DENVER – The latest draft of a bill proposed by Gov. John Hickenlooper that has divided the oil and gas industry seeks to give Colorado cities and counties greater authority on energy development within their borders.
Hickenlooper released the second draft of his proposal last week, which seeks to give city and county governments a greater say in matters such as buffers between oil wells and buildings, noise abatement and inspections. The state Oil and Gas Conservation Commission generally regulates oil and gas drilling operations, allowing local governments only a limited role in oil and gas controlling development.
Hickenlooper’s proposal contains language authorizing cities and counties an expanded role, including in the following areas:
- Counties and cities could enact their own setbacks between wells and buildings as long as they balance the recovery of oil and natural gas;
- Charge fees to inspect and monitor oil and gas development;
- Pass stricter health and safety standards than state rules, though the state may strike them down;
- Enact moratoriums on oil and gas operations only for a reasonable amount of time for decision-making and planning purposes.
The bill has drawn support and opposition alike from energy companies operating in Colorado. Last week, a coalition of 19 energy companies sent a letter to Hickenlooper indicating strong opposition to the measure.
Encana Corp. (NYSE: ECA) (TSX: ECA), Chevron Corp. (NYSE: CVX), BP Plc (NYSE: BP), XTO Energy Inc., Bill Barrett Corp. (NYSE: BBG) and other signed the letter, which says no other industry has under continuous major rulemakings since 2006.
“Since that time, Colorado has adopted stringent rules on setbacks, noise abatement, wildlife protection, reporting mechanisms, drilling plans, financial assurances, groundwater monitoring… and too many more to list,” reads the letter.
Companies such as Encana have argued against a patchwork of rules that they believe would lead to confusion, instead favoring regulation by the state.
Encana spokesman Doug Hock noted that the bill drew opposition from a variety of companies, from small operators to supermajors.

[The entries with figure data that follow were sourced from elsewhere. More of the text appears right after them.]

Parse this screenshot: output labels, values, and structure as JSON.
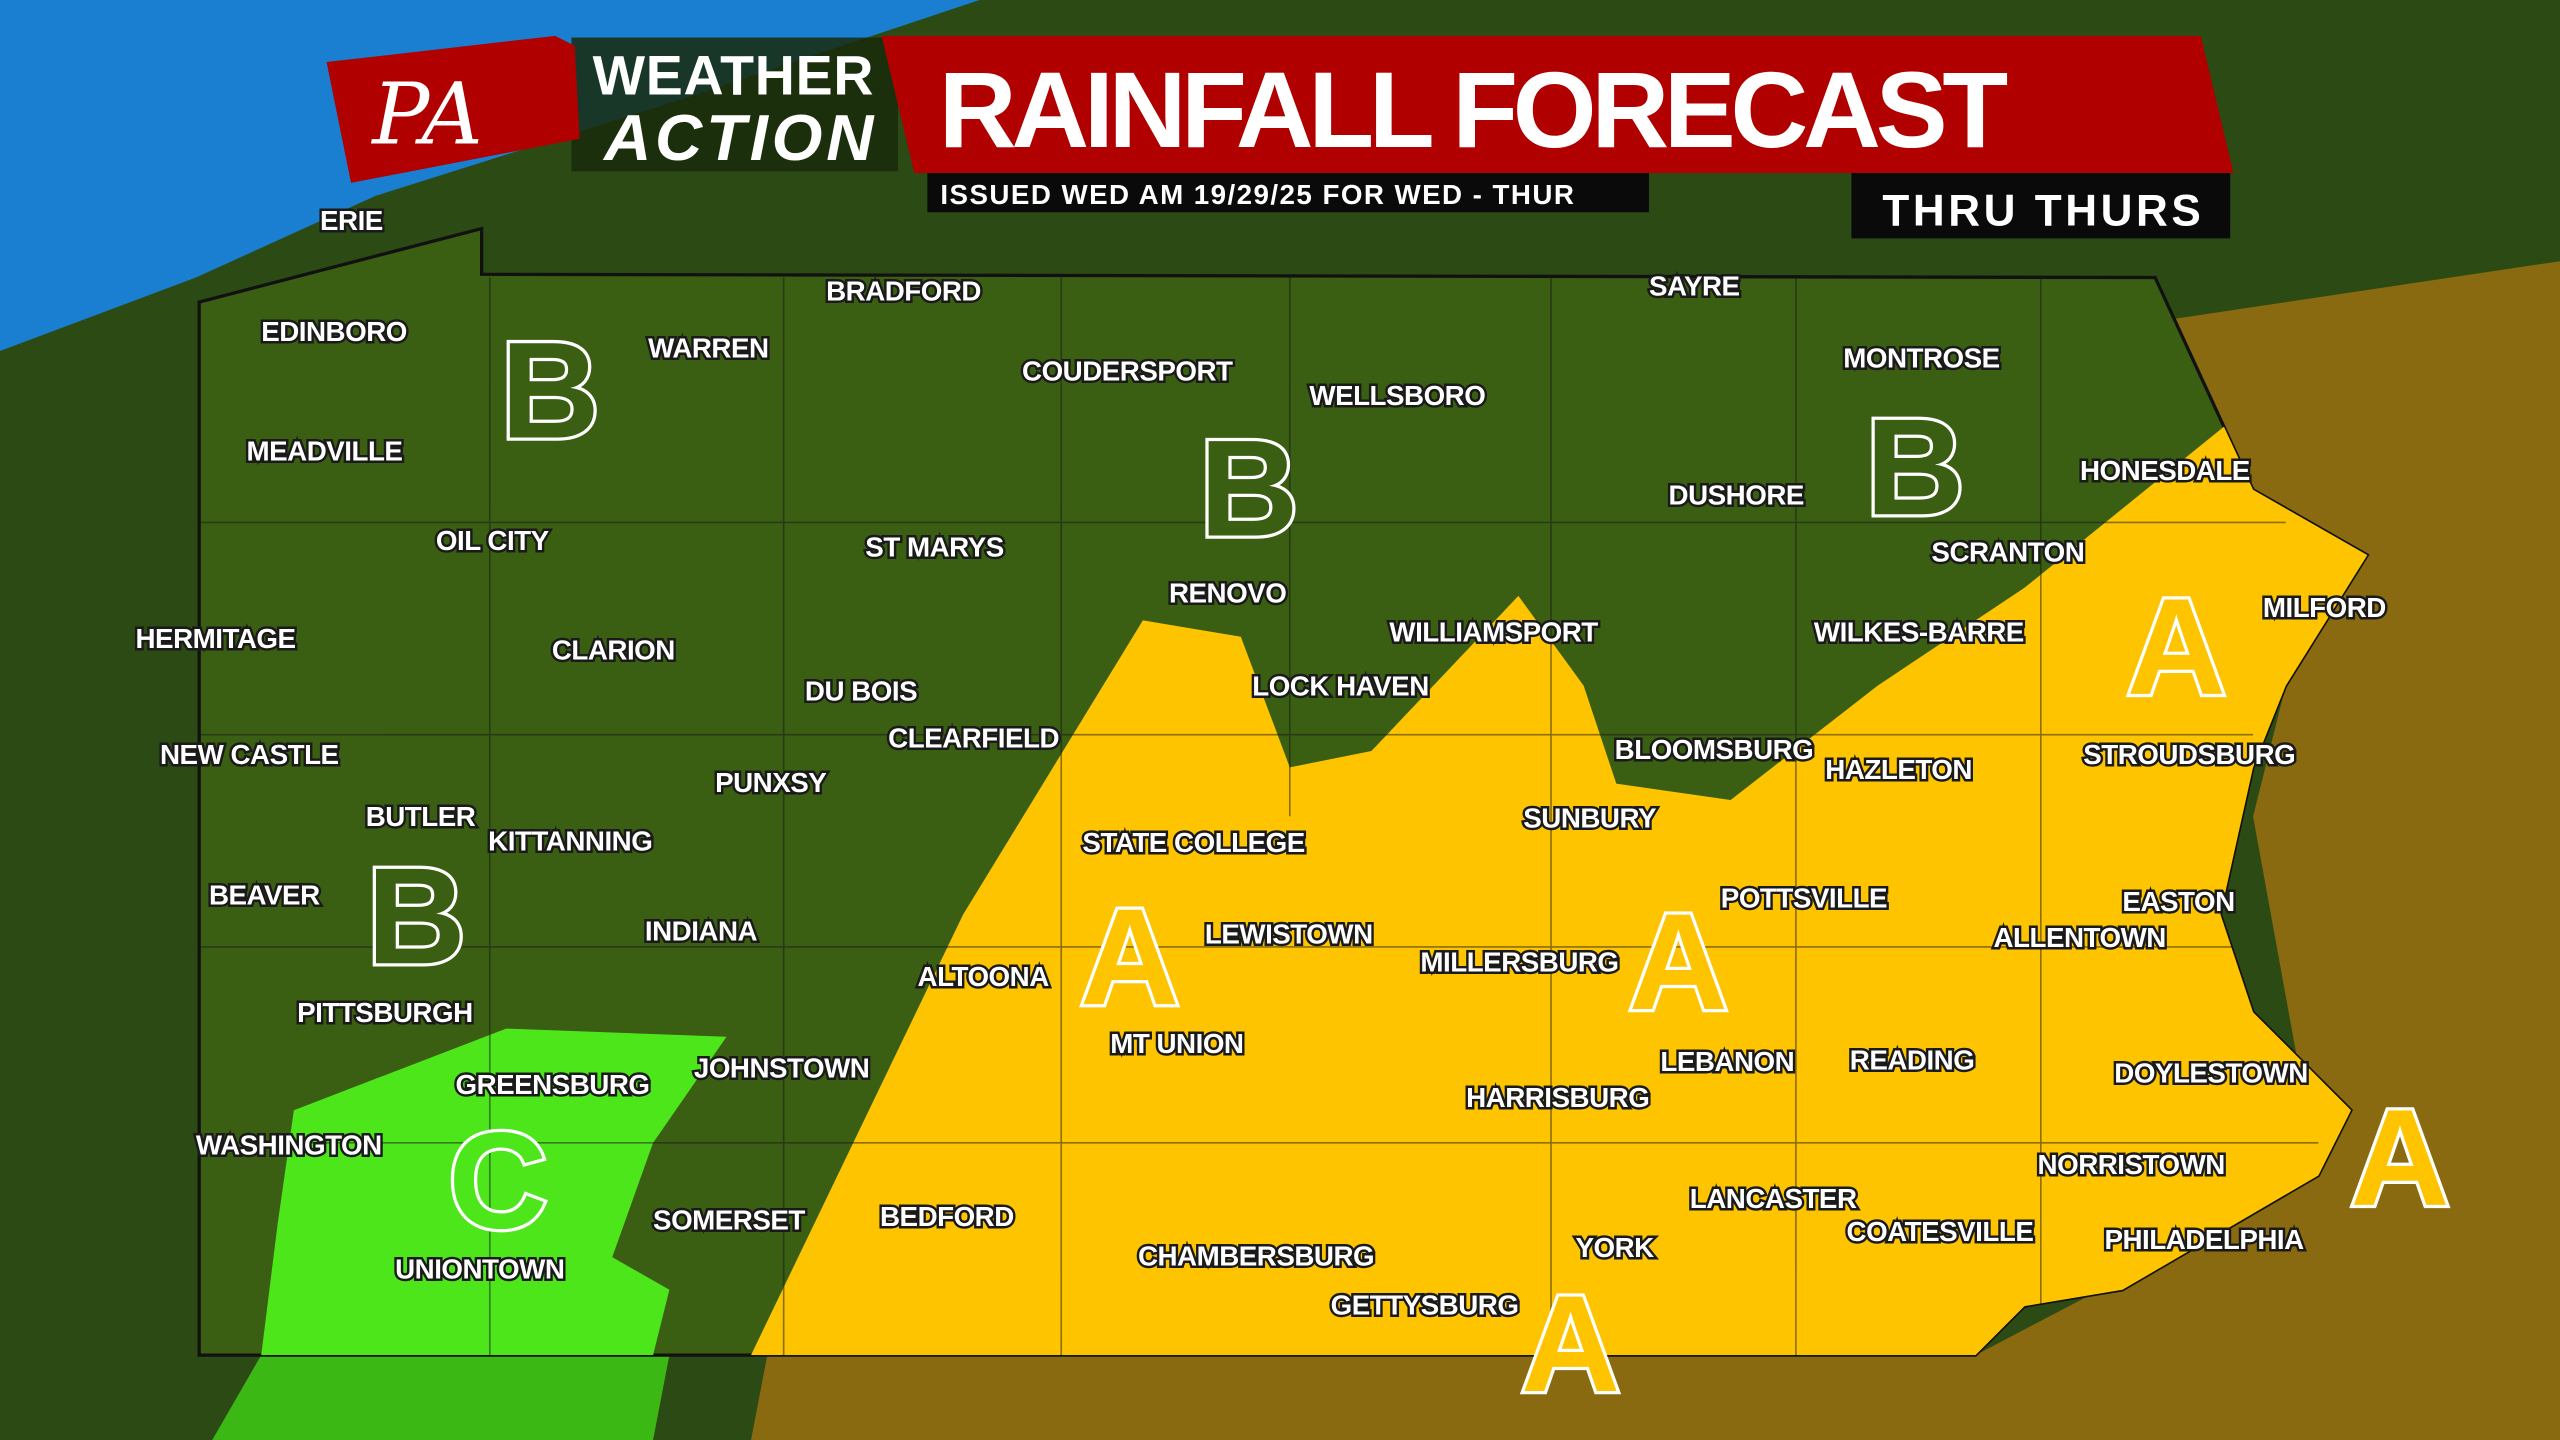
{
  "header": {
    "logo_text": "PA",
    "brand_line1": "WEATHER",
    "brand_line2": "ACTION",
    "title": "RAINFALL FORECAST",
    "issued": "ISSUED WED AM 19/29/25 FOR WED - THUR",
    "period": "THRU THURS"
  },
  "colors": {
    "zone_A": "#ffc400",
    "zone_B": "#3a5e12",
    "zone_C": "#4de61a",
    "lake": "#1a7fd0",
    "banner_red": "#b00000"
  },
  "zones": [
    "A",
    "B",
    "C"
  ],
  "cities": [
    "ERIE",
    "EDINBORO",
    "MEADVILLE",
    "WARREN",
    "BRADFORD",
    "COUDERSPORT",
    "WELLSBORO",
    "SAYRE",
    "MONTROSE",
    "HONESDALE",
    "DUSHORE",
    "SCRANTON",
    "MILFORD",
    "OIL CITY",
    "ST MARYS",
    "RENOVO",
    "WILLIAMSPORT",
    "WILKES-BARRE",
    "HERMITAGE",
    "CLARION",
    "DU BOIS",
    "LOCK HAVEN",
    "CLEARFIELD",
    "BLOOMSBURG",
    "HAZLETON",
    "STROUDSBURG",
    "NEW CASTLE",
    "PUNXSY",
    "BUTLER",
    "KITTANNING",
    "STATE COLLEGE",
    "SUNBURY",
    "BEAVER",
    "POTTSVILLE",
    "EASTON",
    "INDIANA",
    "LEWISTOWN",
    "ALLENTOWN",
    "MILLERSBURG",
    "ALTOONA",
    "PITTSBURGH",
    "MT UNION",
    "GREENSBURG",
    "JOHNSTOWN",
    "LEBANON",
    "READING",
    "DOYLESTOWN",
    "HARRISBURG",
    "WASHINGTON",
    "NORRISTOWN",
    "LANCASTER",
    "SOMERSET",
    "BEDFORD",
    "COATESVILLE",
    "YORK",
    "PHILADELPHIA",
    "CHAMBERSBURG",
    "UNIONTOWN",
    "GETTYSBURG"
  ]
}
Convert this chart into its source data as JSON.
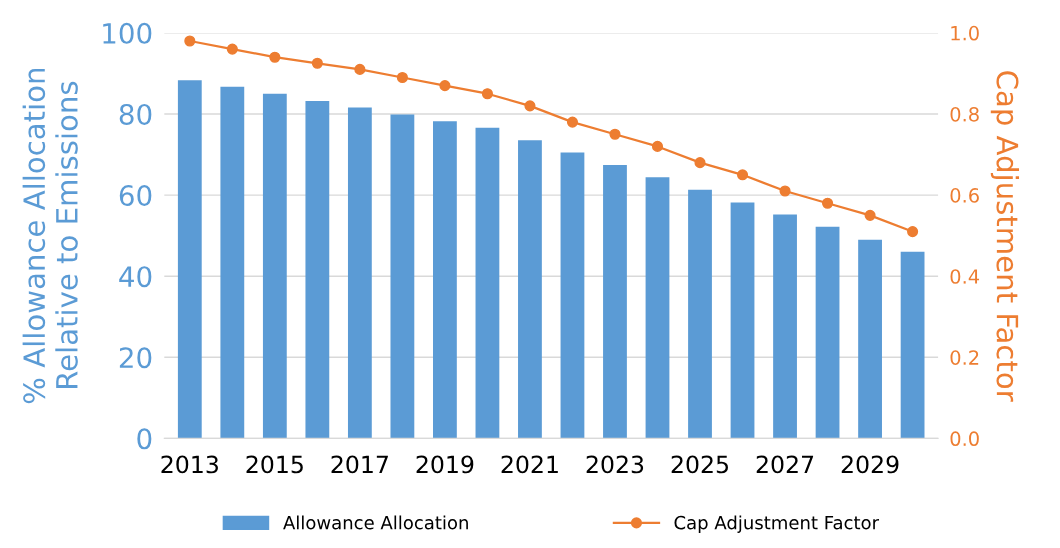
{
  "chart_data": {
    "type": "bar",
    "categories": [
      "2013",
      null,
      "2015",
      null,
      "2017",
      null,
      "2019",
      null,
      "2021",
      null,
      "2023",
      null,
      "2025",
      null,
      "2027",
      null,
      "2029",
      null
    ],
    "ylabel": "% Allowance Allocation\nRelative to Emissions",
    "y2label": "Cap Adjustment Factor",
    "ylim": [
      0,
      100
    ],
    "yticks": [
      0,
      20,
      40,
      60,
      80,
      100
    ],
    "y2lim": [
      0,
      1
    ],
    "y2ticks": [
      {
        "value": 0,
        "label": "0.0"
      },
      {
        "value": 0.2,
        "label": "0.2"
      },
      {
        "value": 0.4,
        "label": "0.4"
      },
      {
        "value": 0.6,
        "label": "0.6"
      },
      {
        "value": 0.8,
        "label": "0.8"
      },
      {
        "value": 1,
        "label": "1.0"
      }
    ],
    "grid": "y",
    "legend": "bottom",
    "series": [
      {
        "name": "Allowance Allocation",
        "color": "#5b9bd5",
        "values": [
          88.3,
          86.7,
          85.0,
          83.2,
          81.6,
          79.9,
          78.2,
          76.6,
          73.5,
          70.5,
          67.4,
          64.4,
          61.3,
          58.2,
          55.2,
          52.2,
          49.0,
          46.0
        ]
      },
      {
        "name": "Cap Adjustment Factor",
        "type": "line",
        "axis": "y2",
        "color": "#ed7d31",
        "marker": "circle",
        "values": [
          0.98,
          0.96,
          0.94,
          0.925,
          0.91,
          0.89,
          0.87,
          0.85,
          0.82,
          0.78,
          0.75,
          0.72,
          0.68,
          0.65,
          0.61,
          0.58,
          0.55,
          0.51
        ]
      }
    ]
  }
}
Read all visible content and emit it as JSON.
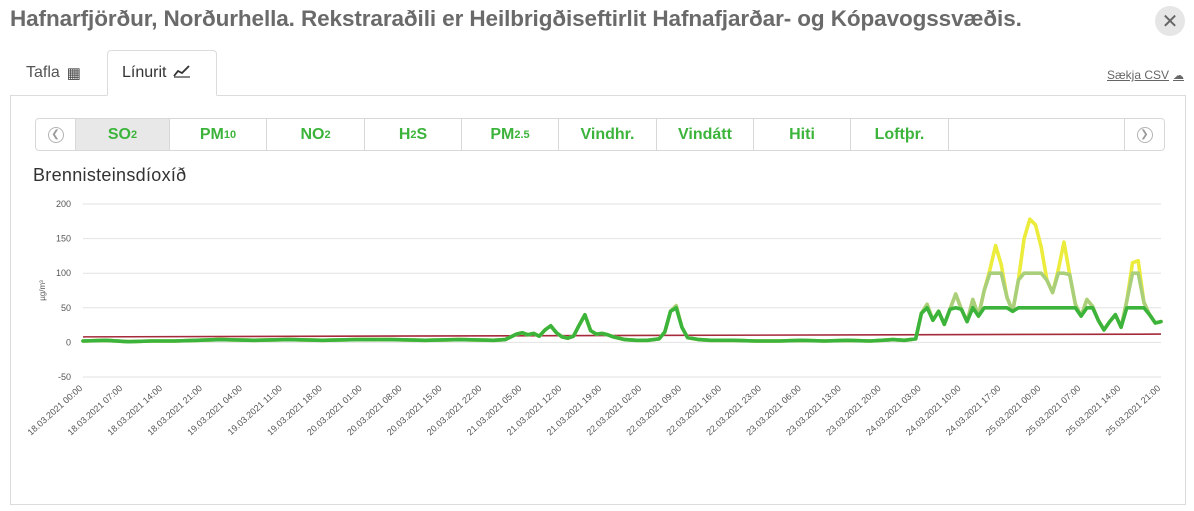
{
  "window": {
    "title": "Hafnarfjörður, Norðurhella. Rekstraraðili er Heilbrigðiseftirlit Hafnafjarðar- og Kópavogssvæðis.",
    "close_symbol": "✕"
  },
  "tabs": [
    {
      "label": "Tafla",
      "icon": "table-icon",
      "active": false
    },
    {
      "label": "Línurit",
      "icon": "line-chart-icon",
      "active": true
    }
  ],
  "csv_link": "Sækja CSV",
  "pollutants": [
    {
      "main": "SO",
      "sub": "2",
      "active": true
    },
    {
      "main": "PM",
      "sub": "10",
      "active": false
    },
    {
      "main": "NO",
      "sub": "2",
      "active": false
    },
    {
      "main": "H",
      "sub": "2",
      "tail": "S",
      "active": false
    },
    {
      "main": "PM",
      "sub": "2.5",
      "active": false
    },
    {
      "main": "Vindhr.",
      "active": false
    },
    {
      "main": "Vindátt",
      "active": false
    },
    {
      "main": "Hiti",
      "active": false
    },
    {
      "main": "Loftþr.",
      "active": false
    }
  ],
  "colors": {
    "green": "#3cb43c",
    "light_green": "#a9cf7a",
    "yellow": "#ecec3c",
    "limit_line": "#a52a3a",
    "grid": "#e2e2e2"
  },
  "chart_data": {
    "type": "line",
    "title": "Brennisteinsdíoxíð",
    "ylabel": "µg/m³",
    "ylim": [
      -50,
      200
    ],
    "yticks": [
      -50,
      0,
      50,
      100,
      150,
      200
    ],
    "grid": true,
    "x_tick_labels": [
      "18.03.2021 00:00",
      "18.03.2021 07:00",
      "18.03.2021 14:00",
      "18.03.2021 21:00",
      "19.03.2021 04:00",
      "19.03.2021 11:00",
      "19.03.2021 18:00",
      "20.03.2021 01:00",
      "20.03.2021 08:00",
      "20.03.2021 15:00",
      "20.03.2021 22:00",
      "21.03.2021 05:00",
      "21.03.2021 12:00",
      "21.03.2021 19:00",
      "22.03.2021 02:00",
      "22.03.2021 09:00",
      "22.03.2021 16:00",
      "22.03.2021 23:00",
      "23.03.2021 06:00",
      "23.03.2021 13:00",
      "23.03.2021 20:00",
      "24.03.2021 03:00",
      "24.03.2021 10:00",
      "24.03.2021 17:00",
      "25.03.2021 00:00",
      "25.03.2021 07:00",
      "25.03.2021 14:00",
      "25.03.2021 21:00"
    ],
    "x_hours_per_tick": 7,
    "x_range_hours": [
      0,
      189
    ],
    "series": [
      {
        "values": [
          [
            0,
            2
          ],
          [
            4,
            3
          ],
          [
            8,
            1
          ],
          [
            12,
            2
          ],
          [
            16,
            2
          ],
          [
            20,
            3
          ],
          [
            24,
            4
          ],
          [
            30,
            3
          ],
          [
            36,
            4
          ],
          [
            42,
            3
          ],
          [
            48,
            4
          ],
          [
            54,
            4
          ],
          [
            60,
            3
          ],
          [
            66,
            4
          ],
          [
            72,
            3
          ],
          [
            74,
            4
          ],
          [
            76,
            12
          ],
          [
            77,
            14
          ],
          [
            78,
            11
          ],
          [
            79,
            13
          ],
          [
            80,
            9
          ],
          [
            81,
            18
          ],
          [
            82,
            24
          ],
          [
            83,
            14
          ],
          [
            84,
            8
          ],
          [
            85,
            6
          ],
          [
            86,
            9
          ],
          [
            87,
            25
          ],
          [
            88,
            40
          ],
          [
            89,
            17
          ],
          [
            90,
            12
          ],
          [
            91,
            13
          ],
          [
            92,
            11
          ],
          [
            93,
            8
          ],
          [
            95,
            4
          ],
          [
            97,
            3
          ],
          [
            99,
            3
          ],
          [
            101,
            5
          ],
          [
            102,
            15
          ],
          [
            103,
            45
          ],
          [
            104,
            53
          ],
          [
            105,
            22
          ],
          [
            106,
            7
          ],
          [
            108,
            4
          ],
          [
            110,
            3
          ],
          [
            114,
            3
          ],
          [
            118,
            2
          ],
          [
            122,
            2
          ],
          [
            126,
            3
          ],
          [
            130,
            2
          ],
          [
            134,
            3
          ],
          [
            138,
            2
          ],
          [
            142,
            4
          ],
          [
            144,
            3
          ],
          [
            146,
            5
          ],
          [
            147,
            42
          ],
          [
            148,
            55
          ],
          [
            149,
            32
          ],
          [
            150,
            45
          ],
          [
            151,
            26
          ],
          [
            152,
            48
          ],
          [
            153,
            70
          ],
          [
            154,
            48
          ],
          [
            155,
            30
          ],
          [
            156,
            62
          ],
          [
            157,
            38
          ],
          [
            158,
            75
          ],
          [
            159,
            105
          ],
          [
            160,
            140
          ],
          [
            161,
            112
          ],
          [
            162,
            65
          ],
          [
            163,
            45
          ],
          [
            164,
            90
          ],
          [
            165,
            150
          ],
          [
            166,
            178
          ],
          [
            167,
            170
          ],
          [
            168,
            138
          ],
          [
            169,
            90
          ],
          [
            170,
            72
          ],
          [
            171,
            105
          ],
          [
            172,
            145
          ],
          [
            173,
            98
          ],
          [
            174,
            55
          ],
          [
            175,
            38
          ],
          [
            176,
            62
          ],
          [
            177,
            52
          ],
          [
            178,
            32
          ],
          [
            179,
            18
          ],
          [
            180,
            30
          ],
          [
            181,
            40
          ],
          [
            182,
            22
          ],
          [
            183,
            60
          ],
          [
            184,
            115
          ],
          [
            185,
            118
          ],
          [
            186,
            58
          ],
          [
            187,
            40
          ],
          [
            188,
            28
          ],
          [
            189,
            30
          ]
        ]
      }
    ],
    "limit_line": {
      "value": 8,
      "end_value": 12
    }
  }
}
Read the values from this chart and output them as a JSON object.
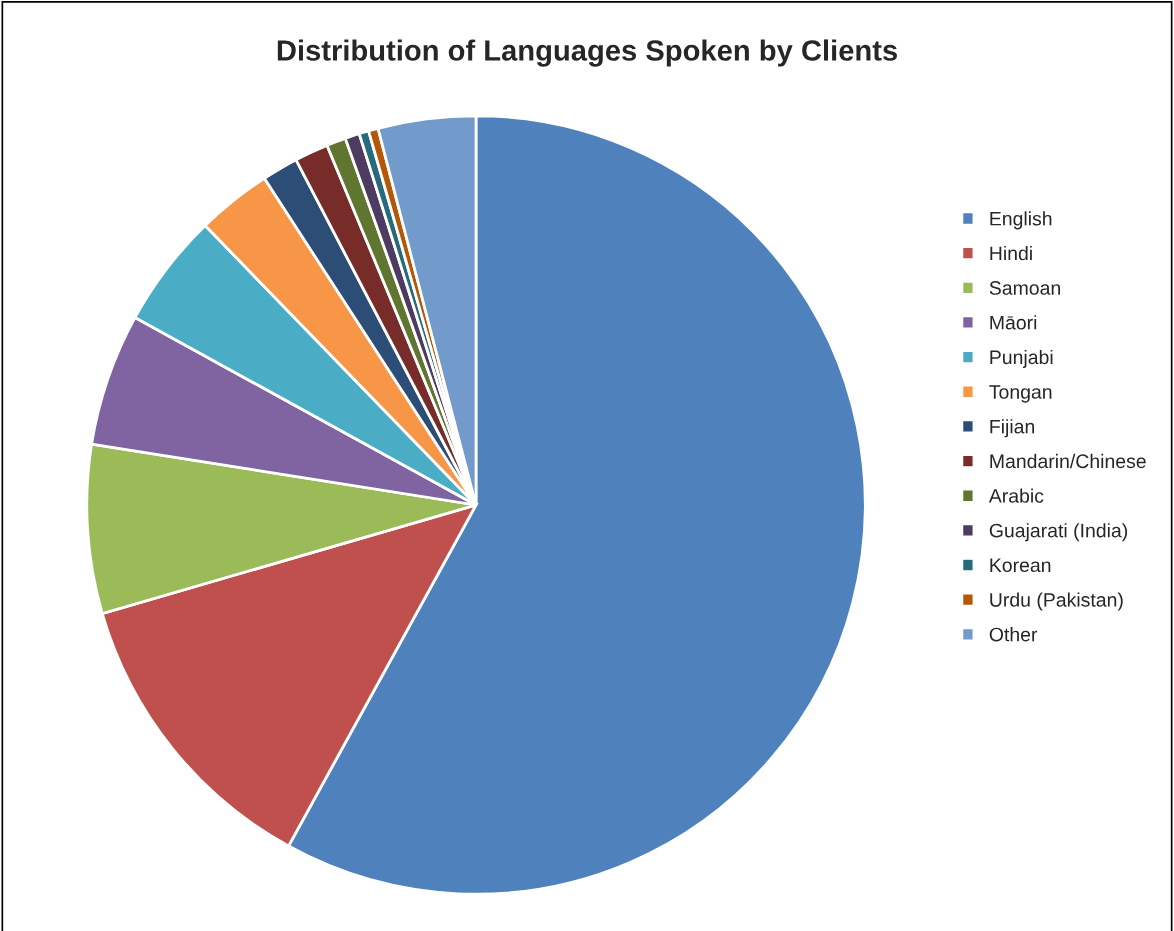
{
  "chart_data": {
    "type": "pie",
    "title": "Distribution of Languages Spoken by Clients",
    "categories": [
      "English",
      "Hindi",
      "Samoan",
      "Māori",
      "Punjabi",
      "Tongan",
      "Fijian",
      "Mandarin/Chinese",
      "Arabic",
      "Guajarati (India)",
      "Korean",
      "Urdu (Pakistan)",
      "Other"
    ],
    "values": [
      58.0,
      12.5,
      7.0,
      5.5,
      4.75,
      3.1,
      1.5,
      1.4,
      0.8,
      0.6,
      0.4,
      0.4,
      4.05
    ],
    "colors": [
      "#4f81bd",
      "#c0504d",
      "#9bbb59",
      "#8064a2",
      "#4bacc6",
      "#f79646",
      "#2c4d75",
      "#772c2a",
      "#5f7530",
      "#4d3b62",
      "#276a7c",
      "#b65708",
      "#729aca"
    ],
    "legend": "right"
  }
}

“I can’t think of another industry in the state that has gone through as much regulatory scrutiny as we have,” he said.
Eric Brown, a spokesman for Hickenlooper, said in an email that he had not seen the letter, but he noted that input from various groups will factor into a decision whether to move forward at the appropriate time.
The opposition letter came a day after a separate letter of support to Hickenlooper sent by seven companies, including the top two producers in Weld County, Noble Energy Inc. (NYSE: NBL), and Anadarko Petroleum Corp. (NYSE: APC).
“We support this legislative compromise because it provides an acceptable balance,” the letter reads. “It gives communities an appropriate voice in the regulation of oil and natural gas development, while protecting the property rights of mineral owners, farmers, homebuilders and other surface owners.”
The companies contend that Hickenlooper’s proposal would help avert passage of ballot initiatives that would give communities increased control over oil and gas development, in some cases authorizing them to ban oil and gas.
“Your proposal will also help avoid ballot measures that, if adopted, would become constitutional provisions that leave no room for negotiation or compromise,” the letter reads.